I also tried Gnumeric but that didn’t solve the issue - indeed, it exacerbated it by adding unwanted fields in the file to the extent that additional unwanted columns were introduced in to Gnumeric.
This was in Debian 12.10 Wayland, LO Flatpak v 25.2.3.2 locale: en_GB.UTF-8 UI: en-GB
I tried asking the question in GNOME Discourse at the time but didn’t really get anywhere so, as with the constipated mathematician, I worked it with a pencil by going back to basics.

nevj · May 8, 2025, 7:27am

Yes, you always have the option of editing the raw file, becauze .csv is a text file.

These programs like Calc and gnumeric make too many assumptions. I think csvkit is safe in that respect. Not sure about mlr. i have not used gLabels.

GrahamLees · May 8, 2025, 7:55am

very unlikely that gLabels caused the issue tbh. It just reads the .csv file and parses it to the created fields derived from the header line in the .csv file.
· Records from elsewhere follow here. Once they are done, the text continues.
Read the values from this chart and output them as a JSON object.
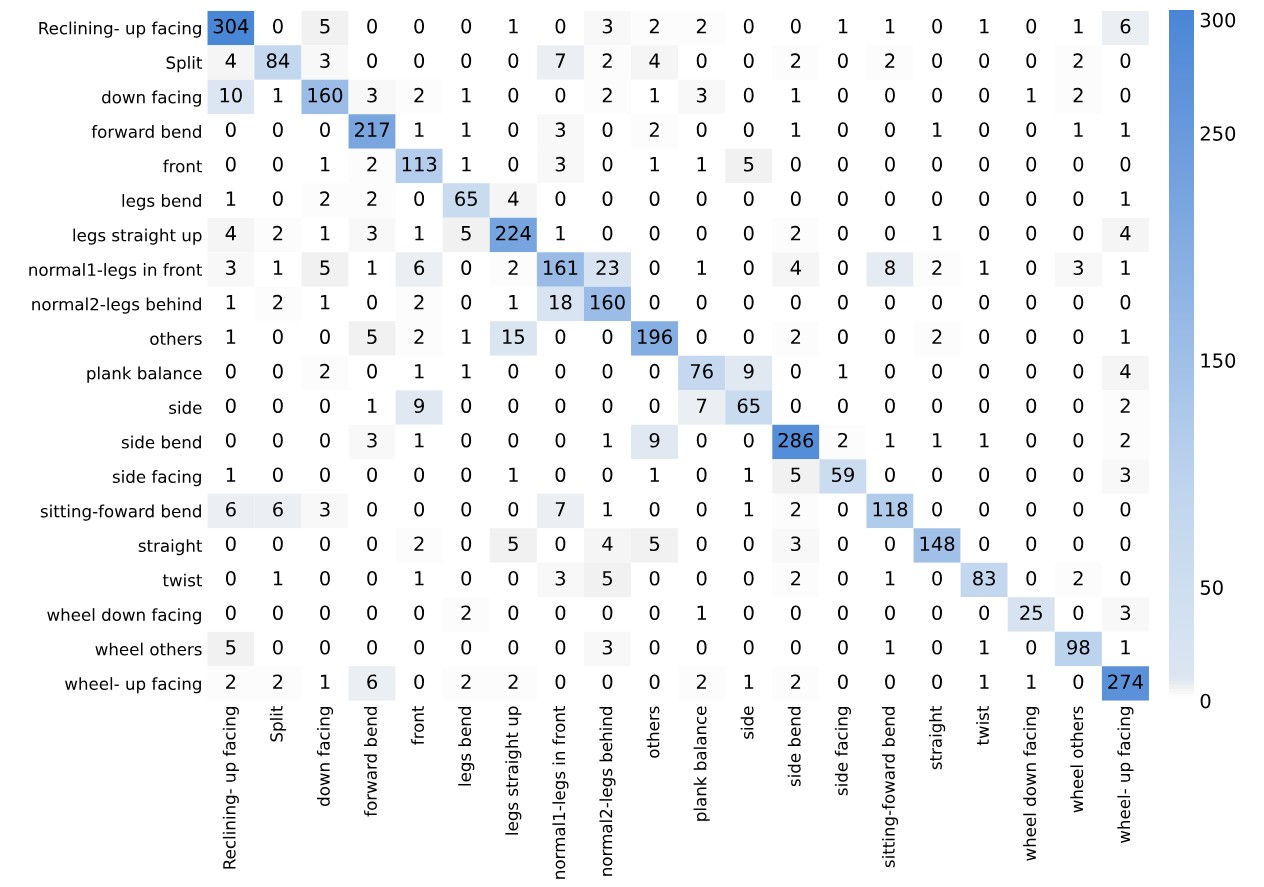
{
  "chart_data": {
    "type": "heatmap",
    "categories": [
      "Reclining- up facing",
      "Split",
      "down facing",
      "forward bend",
      "front",
      "legs bend",
      "legs straight up",
      "normal1-legs in front",
      "normal2-legs behind",
      "others",
      "plank balance",
      "side",
      "side bend",
      "side facing",
      "sitting-foward bend",
      "straight",
      "twist",
      "wheel down facing",
      "wheel others",
      "wheel- up facing"
    ],
    "y_categories": [
      "Reclining- up facing",
      "Split",
      "down facing",
      "forward bend",
      "front",
      "legs bend",
      "legs straight up",
      "normal1-legs in front",
      "normal2-legs behind",
      "others",
      "plank balance",
      "side",
      "side bend",
      "side facing",
      "sitting-foward bend",
      "straight",
      "twist",
      "wheel down facing",
      "wheel others",
      "wheel- up facing"
    ],
    "cells": [
      [
        304,
        0,
        5,
        0,
        0,
        0,
        1,
        0,
        3,
        2,
        2,
        0,
        0,
        1,
        1,
        0,
        1,
        0,
        1,
        6
      ],
      [
        4,
        84,
        3,
        0,
        0,
        0,
        0,
        7,
        2,
        4,
        0,
        0,
        2,
        0,
        2,
        0,
        0,
        0,
        2,
        0
      ],
      [
        10,
        1,
        160,
        3,
        2,
        1,
        0,
        0,
        2,
        1,
        3,
        0,
        1,
        0,
        0,
        0,
        0,
        1,
        2,
        0
      ],
      [
        0,
        0,
        0,
        217,
        1,
        1,
        0,
        3,
        0,
        2,
        0,
        0,
        1,
        0,
        0,
        1,
        0,
        0,
        1,
        1
      ],
      [
        0,
        0,
        1,
        2,
        113,
        1,
        0,
        3,
        0,
        1,
        1,
        5,
        0,
        0,
        0,
        0,
        0,
        0,
        0,
        0
      ],
      [
        1,
        0,
        2,
        2,
        0,
        65,
        4,
        0,
        0,
        0,
        0,
        0,
        0,
        0,
        0,
        0,
        0,
        0,
        0,
        1
      ],
      [
        4,
        2,
        1,
        3,
        1,
        5,
        224,
        1,
        0,
        0,
        0,
        0,
        2,
        0,
        0,
        1,
        0,
        0,
        0,
        4
      ],
      [
        3,
        1,
        5,
        1,
        6,
        0,
        2,
        161,
        23,
        0,
        1,
        0,
        4,
        0,
        8,
        2,
        1,
        0,
        3,
        1
      ],
      [
        1,
        2,
        1,
        0,
        2,
        0,
        1,
        18,
        160,
        0,
        0,
        0,
        0,
        0,
        0,
        0,
        0,
        0,
        0,
        0
      ],
      [
        1,
        0,
        0,
        5,
        2,
        1,
        15,
        0,
        0,
        196,
        0,
        0,
        2,
        0,
        0,
        2,
        0,
        0,
        0,
        1
      ],
      [
        0,
        0,
        2,
        0,
        1,
        1,
        0,
        0,
        0,
        0,
        76,
        9,
        0,
        1,
        0,
        0,
        0,
        0,
        0,
        4
      ],
      [
        0,
        0,
        0,
        1,
        9,
        0,
        0,
        0,
        0,
        0,
        7,
        65,
        0,
        0,
        0,
        0,
        0,
        0,
        0,
        2
      ],
      [
        0,
        0,
        0,
        3,
        1,
        0,
        0,
        0,
        1,
        9,
        0,
        0,
        286,
        2,
        1,
        1,
        1,
        0,
        0,
        2
      ],
      [
        1,
        0,
        0,
        0,
        0,
        0,
        1,
        0,
        0,
        1,
        0,
        1,
        5,
        59,
        0,
        0,
        0,
        0,
        0,
        3
      ],
      [
        6,
        6,
        3,
        0,
        0,
        0,
        0,
        7,
        1,
        0,
        0,
        1,
        2,
        0,
        118,
        0,
        0,
        0,
        0,
        0
      ],
      [
        0,
        0,
        0,
        0,
        2,
        0,
        5,
        0,
        4,
        5,
        0,
        0,
        3,
        0,
        0,
        148,
        0,
        0,
        0,
        0
      ],
      [
        0,
        1,
        0,
        0,
        1,
        0,
        0,
        3,
        5,
        0,
        0,
        0,
        2,
        0,
        1,
        0,
        83,
        0,
        2,
        0
      ],
      [
        0,
        0,
        0,
        0,
        0,
        2,
        0,
        0,
        0,
        0,
        1,
        0,
        0,
        0,
        0,
        0,
        0,
        25,
        0,
        3
      ],
      [
        5,
        0,
        0,
        0,
        0,
        0,
        0,
        0,
        3,
        0,
        0,
        0,
        0,
        0,
        1,
        0,
        1,
        0,
        98,
        1
      ],
      [
        2,
        2,
        1,
        6,
        0,
        2,
        2,
        0,
        0,
        0,
        2,
        1,
        2,
        0,
        0,
        0,
        1,
        1,
        0,
        274
      ]
    ],
    "data_labels": true,
    "clim": [
      0,
      304
    ],
    "cticks": [
      0,
      50,
      150,
      250,
      300
    ]
  }
}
If you have a need for printing labels, gLabels is my go to place. Setting it up for things like business cards or address labels is a breeze. I did try doing it in Calc but it just didn’t cut the mustard. It has an extensive database of different commercially available standard labels (Avery et al) and setting up a non standard size label is quite intuitive. Very little wastage too as the print routines take account of singles and “widowed” labels on a sheet.
The other alternative to calc for editing .csv files is Google Sheets where the file can be imported File ⇒ Import ⇒ Upload ⇒ Browse (or drag a file) and changes are saved dynamically.

nevj · May 8, 2025, 12:06pm

" The csvclean command is a utility from the csvkit suite designed to clean and standardize CSV files. It automatically detects and corrects common errors, inconsistencies, and formatting issues that can hinder data analysis. It helps ensure data integrity by addressing encoding problems, normalizing delimiters, removing stray whitespace, and converting invalid characters. By providing a consistent and well-formatted CSV file, csvclean streamlines subsequent data processing steps like importing into databases or using data analysis tools. Using it helps to minimize errors and maximize the efficiency of your data workflows."

You may find csvclean useful , instead of trying to fix a .csv file with hand edits.
I would also try csvformat and csvlook

Sometimes using spreadsheet just to fix a file is an overkill.

GrahamLees · May 8, 2025, 1:32pm

Does csvkit also include csvclean when downloaded or are they separate packages?